Vektoren

Einspaltige und einzeilige Bereiche im Tabellenblatt von Excel sind prinzipiell Vektoren. Sie stellen häufig Verläufe dar, deren Umfänge oftmals unbekannt oder überhaupt dynamisch sind. Hier kommen vorteilhaft Namen ins Spiel, mit denen man ganz einfach variable Zahlenfolgen erzeugen kann, die tatsächlich Spalten- und Zeilenvektoren sind, die ich hier vorstellen möchte.

In Excel alles im Tabellenblatt umzusetzen, damit es für jeden auf den ersten Blick nachvollziehbar ist, mag ein wünschenswert einfacher Ansatz sein. Um aber beispielsweise Diagramme mit Daten zu versorgen, müssen keine Zellen beschickt werden. Ein Name bedient die Abszisse, ein zweiter die Ordinate, passend für den entsprechenden Diagrammtyp. Ich selbst benötige am häufigsten das Punkt (XY)-Diagramm, wofür ich damit den Start- und Endwert und eine taugliche Anzahl Zwischenwerte der Abszisse sehr flexibel festlegen kann! Die Werte der Ordinate ergeben sich dann in Abhängigkeit davon in Art und Umfang als dazu passender Vektor.
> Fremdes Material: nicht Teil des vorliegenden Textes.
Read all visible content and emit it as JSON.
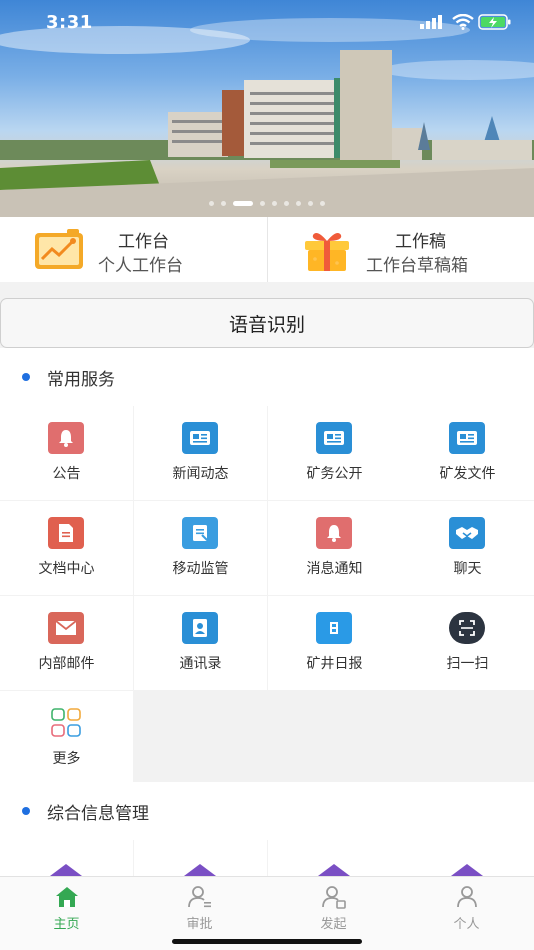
{
  "status_bar": {
    "time": "3:31"
  },
  "quick_cards": [
    {
      "title": "工作台",
      "subtitle": "个人工作台",
      "icon": "chart-board-icon"
    },
    {
      "title": "工作稿",
      "subtitle": "工作台草稿箱",
      "icon": "gift-box-icon"
    }
  ],
  "voice_button": {
    "label": "语音识别"
  },
  "sections": {
    "common_services": {
      "title": "常用服务",
      "items": [
        {
          "label": "公告",
          "icon": "bell-icon",
          "color": "#e06e6e"
        },
        {
          "label": "新闻动态",
          "icon": "newspaper-icon",
          "color": "#2a8fd6"
        },
        {
          "label": "矿务公开",
          "icon": "newspaper-icon",
          "color": "#2a8fd6"
        },
        {
          "label": "矿发文件",
          "icon": "newspaper-icon",
          "color": "#2a8fd6"
        },
        {
          "label": "文档中心",
          "icon": "document-icon",
          "color": "#e0604f"
        },
        {
          "label": "移动监管",
          "icon": "notebook-icon",
          "color": "#3a9de0"
        },
        {
          "label": "消息通知",
          "icon": "bell-icon",
          "color": "#e06e6e"
        },
        {
          "label": "聊天",
          "icon": "handshake-icon",
          "color": "#2a8fd6"
        },
        {
          "label": "内部邮件",
          "icon": "mail-icon",
          "color": "#d9675a"
        },
        {
          "label": "通讯录",
          "icon": "contacts-icon",
          "color": "#2a8fd6"
        },
        {
          "label": "矿井日报",
          "icon": "daily-report-icon",
          "color": "#2a9ae6"
        },
        {
          "label": "扫一扫",
          "icon": "scan-icon",
          "color": "#2c3440"
        },
        {
          "label": "更多",
          "icon": "more-grid-icon",
          "color": "#ffffff"
        }
      ]
    },
    "info_management": {
      "title": "综合信息管理"
    }
  },
  "tabbar": [
    {
      "label": "主页",
      "icon": "home-icon",
      "active": true
    },
    {
      "label": "审批",
      "icon": "approve-icon",
      "active": false
    },
    {
      "label": "发起",
      "icon": "initiate-icon",
      "active": false
    },
    {
      "label": "个人",
      "icon": "person-icon",
      "active": false
    }
  ],
  "colors": {
    "accent_blue": "#1f6fe0",
    "tab_active": "#34a853",
    "tab_inactive": "#999999"
  }
}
Für die Erstellung von Vektoren stehen 3 mir bekannte Formeln zur Verfügung: BEREICH.VERSCHIEBEN, INDIREKT und INDEX.
Dass BEREICH.VERSCHIEBEN und INDIREKT volatile Funktionen sind, dürfte den meisten Usern unbekannt und aus Performancegründen meist unerheblich sein. Sie werden im Zuge einer Neuberechnung immer mit berechnet, auch wenn zum Verursacher keine Abhängigkeit besteht.
Auf INDEX, ohne diesen Nachteil, bin ich erst durch den bemerkenswerten Beitrag Index als Bezug – ein wahres Monster von Peter Haserodt gestoßen!
Für die Vektorerstellung sind noch die Funktionen ZEILE oder SPALTE erforderlich, die zufolge eines übergebenen Bereichs ja erst Werte für den Vektor zurückgeben. Gegen die damit einhergehende Bezugsabhängigkeit ist INDIREKT gefeit, da der Bezug hier als “toter” String vorliegt. Etwaiges Löschen oder/und Einfügen von Zeilen oder Spalten lässt INDIREKT kalt.
Man bräuchte also einen Zwitter aus INDIREKT und INDEX, um perfekt zu funktionieren! Das lässt sich folgendermaßen lösen: Man nehme INDEX und für den Bezug ein eigenes Tabellenblatt, das man versteckt, aber nicht wie üblich durch “Ausblenden”. Man starte den VBE (Visual Basic Editor) mittels Alt+F11, selektiere links im entsprechenden VBA-Projekt das betreffende Tabellenblatt und setze in den Eigenschaften “Visible” auf “2 – xlSheetVeryHidden”.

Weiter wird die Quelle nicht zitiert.